Как показало исследование, в современных архангельских говорах время и пора могут выражать область смыслов, распределенных в литературном языке между порой и временем. Для ПОРЫ в архангельских говорах несущественен фактор длительности события, отнесенности его к далекому прошлому. Словом пора могут описываться и продолжительные и короткие временные промежутки, соотносящиеся с моментом речи или недалеким прошлым. Пора, как и время, может употребляться с количественными и качественными определителями. Пора и время различаются широтой сочетаемости и активностью употребления, различия в составе значений для них менее характерны. В отличие от литературного языка, ВРЕМЯ и ПОРА в архангельских говорах не противопоставляют линейное и циклическое время лексически, хотя сплошной поток линейного времени более характерен для ВРЕМЕНИ, а разделенным на отрезки его равным образом представляют и ПОРА и ВРЕМЯ. Дифференциация этих видов времени в говорах и отражаемой в них картине мира, может быть, даже более важна, чем в литературном языке, но она осуществляется иначе, в основном, с помощью атрибутивной сочетаемости, определяющей линейный или циклический, повторяющийся характер движения времени. Различия между порой и временем касаются также характера их локализации. Образы ПОРЫ и ВРЕМЕНИ различаются подробностью метафорического осмысления. ВРЕМЯ приходит и уходит, оно движется быстро и может убежать, его можно иметь при себе, держать, его провожают, гонят, оно может быть далеко от человека (карта № 13), а сам человек или происходящее с ним может располагаться до или после ВРЕМЕНИ. ВРЕМЯ относится лично к человеку, который носит его с собой, принадлежит человеку, ВРЕМЯ бывает коротким и долгим, молодым и старым, плохим или хорошим, того и другого бывает много или мало, его можно скоротать или убавить. ПОРА, как и ВРЕМЯ, движется, проходит, измеряется по количеству и коротается, бывает молодой и старой, но все это разработано в языке гораздо беднее по сравнению с ВРЕМЕНЕМ. Циклическое время представлено у ПОРЫ и ВРЕМЕНИ более объективно, чем линейное, язык фиксирует сезонный характер циклического времени, его повторяемость, предсказуемость.

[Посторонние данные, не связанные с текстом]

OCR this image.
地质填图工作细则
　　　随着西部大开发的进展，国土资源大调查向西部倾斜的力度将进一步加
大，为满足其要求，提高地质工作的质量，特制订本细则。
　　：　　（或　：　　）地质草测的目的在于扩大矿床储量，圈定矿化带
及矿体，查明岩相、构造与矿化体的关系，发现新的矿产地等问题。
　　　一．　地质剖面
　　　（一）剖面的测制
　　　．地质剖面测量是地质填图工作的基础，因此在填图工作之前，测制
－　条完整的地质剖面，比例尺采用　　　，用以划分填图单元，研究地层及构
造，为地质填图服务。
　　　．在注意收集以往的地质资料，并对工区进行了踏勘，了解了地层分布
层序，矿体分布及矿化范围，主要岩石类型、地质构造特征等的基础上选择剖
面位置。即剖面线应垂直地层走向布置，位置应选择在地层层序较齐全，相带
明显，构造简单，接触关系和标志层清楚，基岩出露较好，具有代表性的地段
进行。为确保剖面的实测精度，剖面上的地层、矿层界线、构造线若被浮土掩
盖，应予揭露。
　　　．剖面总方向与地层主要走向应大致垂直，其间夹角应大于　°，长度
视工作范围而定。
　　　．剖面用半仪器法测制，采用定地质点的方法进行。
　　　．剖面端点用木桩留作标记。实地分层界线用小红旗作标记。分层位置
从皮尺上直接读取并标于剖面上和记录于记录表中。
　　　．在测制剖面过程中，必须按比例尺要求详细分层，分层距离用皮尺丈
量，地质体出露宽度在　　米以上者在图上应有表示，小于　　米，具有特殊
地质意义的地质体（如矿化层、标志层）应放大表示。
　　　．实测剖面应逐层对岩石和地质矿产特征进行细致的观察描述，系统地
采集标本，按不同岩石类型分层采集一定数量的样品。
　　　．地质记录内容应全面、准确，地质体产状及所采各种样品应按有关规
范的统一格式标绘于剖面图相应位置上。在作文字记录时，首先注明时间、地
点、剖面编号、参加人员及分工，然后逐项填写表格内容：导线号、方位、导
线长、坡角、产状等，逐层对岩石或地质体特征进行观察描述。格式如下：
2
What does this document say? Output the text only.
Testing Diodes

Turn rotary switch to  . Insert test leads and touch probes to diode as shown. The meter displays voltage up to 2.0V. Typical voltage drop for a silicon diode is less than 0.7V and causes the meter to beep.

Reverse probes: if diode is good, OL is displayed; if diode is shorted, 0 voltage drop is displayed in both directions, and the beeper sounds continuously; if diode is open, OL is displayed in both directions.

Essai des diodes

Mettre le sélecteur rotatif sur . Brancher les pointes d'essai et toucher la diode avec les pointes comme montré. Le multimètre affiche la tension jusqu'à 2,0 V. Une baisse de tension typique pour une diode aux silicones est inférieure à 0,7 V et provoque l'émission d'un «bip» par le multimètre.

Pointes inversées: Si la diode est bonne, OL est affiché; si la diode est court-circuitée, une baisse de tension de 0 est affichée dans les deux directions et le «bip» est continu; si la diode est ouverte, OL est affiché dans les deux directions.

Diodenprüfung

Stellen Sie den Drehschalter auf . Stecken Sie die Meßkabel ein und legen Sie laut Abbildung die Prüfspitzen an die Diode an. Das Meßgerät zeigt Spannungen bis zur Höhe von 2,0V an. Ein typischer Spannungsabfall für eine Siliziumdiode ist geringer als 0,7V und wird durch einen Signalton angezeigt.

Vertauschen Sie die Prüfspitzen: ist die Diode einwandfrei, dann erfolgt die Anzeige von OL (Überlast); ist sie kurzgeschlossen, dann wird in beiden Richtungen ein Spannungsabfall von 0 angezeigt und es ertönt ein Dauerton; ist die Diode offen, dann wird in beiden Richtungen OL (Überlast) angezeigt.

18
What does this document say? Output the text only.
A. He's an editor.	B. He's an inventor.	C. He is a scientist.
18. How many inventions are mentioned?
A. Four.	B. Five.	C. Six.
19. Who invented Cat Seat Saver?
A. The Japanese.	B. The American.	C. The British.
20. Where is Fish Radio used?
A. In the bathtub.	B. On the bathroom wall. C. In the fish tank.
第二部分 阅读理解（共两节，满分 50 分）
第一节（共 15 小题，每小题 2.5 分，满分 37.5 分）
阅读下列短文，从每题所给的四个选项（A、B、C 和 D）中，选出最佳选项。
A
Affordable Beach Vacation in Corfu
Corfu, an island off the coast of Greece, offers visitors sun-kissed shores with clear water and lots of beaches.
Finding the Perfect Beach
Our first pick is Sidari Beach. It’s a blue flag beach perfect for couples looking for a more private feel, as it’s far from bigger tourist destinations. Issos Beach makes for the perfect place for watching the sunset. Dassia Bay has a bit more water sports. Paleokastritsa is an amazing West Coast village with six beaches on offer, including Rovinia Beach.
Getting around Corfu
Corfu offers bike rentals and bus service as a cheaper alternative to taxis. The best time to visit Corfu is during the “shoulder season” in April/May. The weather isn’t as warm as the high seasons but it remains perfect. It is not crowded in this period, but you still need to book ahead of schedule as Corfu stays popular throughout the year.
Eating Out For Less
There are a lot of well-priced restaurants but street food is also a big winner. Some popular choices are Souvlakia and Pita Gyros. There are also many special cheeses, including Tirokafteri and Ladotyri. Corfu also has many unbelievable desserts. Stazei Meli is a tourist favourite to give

Представление о ВЕКЕ как о продолжительном отрезке времени, который начался давно и наполнен событиями, отрезке, который проецируется на срок человеческой жизни, сложилось в русском языке достаточно давно и сохранилось до нашего времени в северных говорах. ВЕК, представленный метафорической сочетаемостью, во многом похож на ВРЕМЯ. Он также движется, принадлежит человеку, бывает плохим или хорошим, коротким или долгим, его бывает много или мало, его можно дать или оставить кому-н. Но в отличие от ВРЕМЕНИ, ВЕК не бывает молодым или старым. ВЕК отличают от ВРЕМЕНИ также некоторые постранственные характеристии: ВЕК может быть глубоким, он стоит на чем-то, и его можно задеть. ВЕК чаще представлен как ушедшее, прошедшее время сочетаемостью век ушел, прошел. Не отмеченная в говорах сочетаемость типа *нынешной век - свидетельство того, что ВЕК скорее связан с уже сложившимся положением вещей на оси времени, он лишен динамики и больше устремлен в прошлое, чем в настоящее. ВЕК – это жизнь целого поколения людей, он соотносится прежде всего с продолжительностью и, как следствие, с давностью какого-н. события.

Исходное значение слова год – ‘время, пора’, ‘период, промежуток времени’, которое соотносится с этимологией слова, прочитываемой как ‘благоприятное время’. Значение ‘отрезок времени точно определенной длительности’ имеет вторичный характер. Эти значения широко представлены в архангельских говорах в условия разнообразной сочетаемости. Очень подробно разработана в говорах семантика времени жизни человека, возраста и ровесничества. Как и ВРЕМЯ, ГОДЫ находятся в движении, они принадлежат человеку, бывают молодыми и старыми. Прожитые ГОДЫ окружают человека, нависают над ним. Их может быть много или мало, они могут находится на разном расстоянии от человека – недалеко или далеко, как и ВЕК, быть глубокими. ГОДЫ более близки к конкретному человеку, описываемый ими период охватывается человеческой памятью. ГОДЫ могут быть и нынешними и прошлыми, поддаются счету. ГОДЫ определяют динамику жизни, ВЕК в силу своей длительности видится более статичным, его характер определяется высшими силами. Семантика и сочетаемость слов век и год в современных архангельских говорах сохраняют свое архаическое состояние. Сравнение с материалами, представленными в Словаре русского языка XI-XVII в.в., обнаруживает очень большое сходство в составе значений и сочетаемости этих слов.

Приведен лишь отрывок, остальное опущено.